D’où les articles qui vont suivre
Les débats de l’Assemblée nationale servent à …
– proposition 1 : donner CORPS à la loi [ page 2 ]
– proposition 2 : donner FORME à la loi [page 3 ]
– proposition 3 : donner FORCE à la loi [page 4 ]
– proposition 4 : donner SENS à la loi [ page 5 ]
– proposition 5 : donner CHAIR et VIE à la loi [page 6 ]- proposition 6 : faire du LIEN, faire de l’UN [page 7 ]
– proposition 7 : FAIRE EXISTER LA NATION [ page 8 ]
1) donner CORPS à la loi
Donner CORPS, c’est « inscrire » dans la loi. Une fois la loi votée, il y a ce qu’il y dedans … et ce qui n’y est pas.
Ce qui est inscrit dans la loi, ce sont les deux bornes ( 62 et 67 ans), c’est l’augmentation de la cotisation pour les fonctionnaires, etc …
Ce qui n’est pas dans la loi, mais renvoyé à une (éventuelle) loi de finances, ce sont, par exemple, les (maigres) prélèvements sur le capital. Ce report a permis de rejeter – après un débat à minimum – toutes les propositions de financement alternatif ( qui ne venaient pas que de la gauche). Mais, ce qu’il faut bien voir, c’est que la taxation de revenus autres que ceux directement issus du travail est maintenant inscrite dans la loi, alors qu’elle ne l’avait pas été dans la loi de 2003.

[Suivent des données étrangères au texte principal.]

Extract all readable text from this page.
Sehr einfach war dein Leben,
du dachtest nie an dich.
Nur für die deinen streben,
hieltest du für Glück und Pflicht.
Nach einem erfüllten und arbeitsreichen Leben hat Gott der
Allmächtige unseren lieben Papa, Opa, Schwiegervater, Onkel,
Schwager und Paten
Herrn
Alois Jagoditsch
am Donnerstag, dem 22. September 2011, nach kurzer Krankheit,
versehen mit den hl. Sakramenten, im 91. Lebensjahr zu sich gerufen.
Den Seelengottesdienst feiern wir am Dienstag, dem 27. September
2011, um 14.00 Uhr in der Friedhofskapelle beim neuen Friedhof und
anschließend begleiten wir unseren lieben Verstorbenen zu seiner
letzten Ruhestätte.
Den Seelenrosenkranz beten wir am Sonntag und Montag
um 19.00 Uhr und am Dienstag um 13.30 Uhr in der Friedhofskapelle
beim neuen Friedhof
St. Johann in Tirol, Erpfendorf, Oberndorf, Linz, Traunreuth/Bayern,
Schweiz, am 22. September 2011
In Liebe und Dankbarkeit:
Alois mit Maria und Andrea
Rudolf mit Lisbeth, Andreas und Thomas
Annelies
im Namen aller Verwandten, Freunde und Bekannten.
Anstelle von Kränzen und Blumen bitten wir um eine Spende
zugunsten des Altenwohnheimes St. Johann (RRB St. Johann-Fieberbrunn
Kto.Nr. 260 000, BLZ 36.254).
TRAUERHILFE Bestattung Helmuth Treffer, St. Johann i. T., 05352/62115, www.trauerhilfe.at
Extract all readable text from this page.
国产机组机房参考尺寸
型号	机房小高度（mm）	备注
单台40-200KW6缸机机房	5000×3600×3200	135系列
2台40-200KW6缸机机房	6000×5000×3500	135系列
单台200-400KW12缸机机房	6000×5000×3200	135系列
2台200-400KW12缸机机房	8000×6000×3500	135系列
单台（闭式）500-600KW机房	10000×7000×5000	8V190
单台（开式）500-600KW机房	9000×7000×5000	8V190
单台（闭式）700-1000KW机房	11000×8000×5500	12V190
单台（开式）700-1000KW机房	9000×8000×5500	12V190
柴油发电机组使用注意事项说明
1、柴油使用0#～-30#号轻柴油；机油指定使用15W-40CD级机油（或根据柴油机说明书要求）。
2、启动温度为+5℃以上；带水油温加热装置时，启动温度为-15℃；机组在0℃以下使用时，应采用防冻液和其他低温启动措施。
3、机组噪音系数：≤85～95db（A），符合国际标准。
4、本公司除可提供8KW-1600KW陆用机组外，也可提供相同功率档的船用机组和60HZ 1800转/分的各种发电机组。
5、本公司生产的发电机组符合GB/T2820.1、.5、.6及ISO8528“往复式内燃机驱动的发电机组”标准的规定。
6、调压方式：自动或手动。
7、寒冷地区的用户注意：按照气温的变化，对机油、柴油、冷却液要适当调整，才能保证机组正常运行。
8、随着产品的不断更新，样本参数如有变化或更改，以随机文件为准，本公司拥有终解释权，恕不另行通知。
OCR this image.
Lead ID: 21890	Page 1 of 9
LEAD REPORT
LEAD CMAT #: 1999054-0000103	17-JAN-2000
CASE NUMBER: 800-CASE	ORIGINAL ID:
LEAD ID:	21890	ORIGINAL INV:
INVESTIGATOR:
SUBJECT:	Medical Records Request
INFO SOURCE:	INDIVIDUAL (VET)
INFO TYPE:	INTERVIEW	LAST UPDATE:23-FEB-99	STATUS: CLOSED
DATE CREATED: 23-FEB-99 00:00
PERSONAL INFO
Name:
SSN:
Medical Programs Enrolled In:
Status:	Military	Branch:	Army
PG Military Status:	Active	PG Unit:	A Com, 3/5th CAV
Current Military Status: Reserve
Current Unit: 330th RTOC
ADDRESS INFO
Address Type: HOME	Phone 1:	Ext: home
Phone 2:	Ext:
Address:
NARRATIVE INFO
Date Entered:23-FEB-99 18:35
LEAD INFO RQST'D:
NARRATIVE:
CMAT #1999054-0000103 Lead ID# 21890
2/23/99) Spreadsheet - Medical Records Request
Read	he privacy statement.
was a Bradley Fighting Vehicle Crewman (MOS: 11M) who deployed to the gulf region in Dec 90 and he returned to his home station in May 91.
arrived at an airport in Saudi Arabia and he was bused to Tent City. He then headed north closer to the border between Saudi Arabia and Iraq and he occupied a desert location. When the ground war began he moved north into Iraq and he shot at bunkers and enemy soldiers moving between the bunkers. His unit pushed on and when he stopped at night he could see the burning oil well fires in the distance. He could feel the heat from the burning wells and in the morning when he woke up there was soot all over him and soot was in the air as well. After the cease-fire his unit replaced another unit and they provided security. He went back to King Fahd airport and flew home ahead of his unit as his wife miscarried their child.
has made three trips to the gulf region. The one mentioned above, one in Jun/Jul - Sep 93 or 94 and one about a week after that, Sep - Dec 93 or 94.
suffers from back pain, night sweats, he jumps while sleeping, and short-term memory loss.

A contrario, la notion de « pénibilité » – qui avait fait une apparition en 2003 (avec renvoi à la négociation entre partenaires sociaux) et qui a occupé une part importante dans les discours de droite et de gauche – n’est inscrite dans la loi que sous la forme tronquée de l’invalidité et des « conditions de travail ».
Il y a des notions, des décisions qui ne sont pas inscrites dans CETTE loi, mais qui progressent et que, si le vent continuait à souffler en sa faveur, la droite inscrirait un jour dans la loi : par exemple, la suppression de la règle des six derniers mois pour les fonctionnaires. C’est ainsi que d’un débat à l’autre, des idées – qui ne sont pas forcément bonnes ! – cheminent, murissent … et finissent par être inscrites dans la loi.
Il est intéressant de noter que, sans parler explicitement de « capitalisation » ( vue la crise financière, c’était difficile d’avancer non masqué !) , les députés de droite ont pu faire évoluer dans leur sens un certain nombre de dispositifs d’épargne-retraite – alors que çà n’était pas prévu dans le texte du Gouvernement.
A noter enfin que des réformes importantes – telles que la mise en pièce de la médecine du travail – sont inscrites dans CETTE loi, alors qu’elle aurait du être discutée ( mais pas approuvée) dans un tout autre cadre.
2) donner FORME à la loi
Là, c’est tout le travail d’amendement. Or, on n’a jamais vu si peu d’amendements discutés et mis au vote que dans cette parodie de débat. Quand on se reporte au Compte rendu intégral de la dernière séance, cela donne le tournis de voir défiler une « palanquée » d’ amendements adoptés sans aucun débat, avec la mention « Les auteurs de l’amendement n’ont plus de temps pour le défendre ». sans compter les amendements dont les députés n’ont pas pu discuter ne séance plénière … parce qu’ils avaient été adoptés en commission et que maintenant c’est le texte de la commission qui vient en débat en séance plénière.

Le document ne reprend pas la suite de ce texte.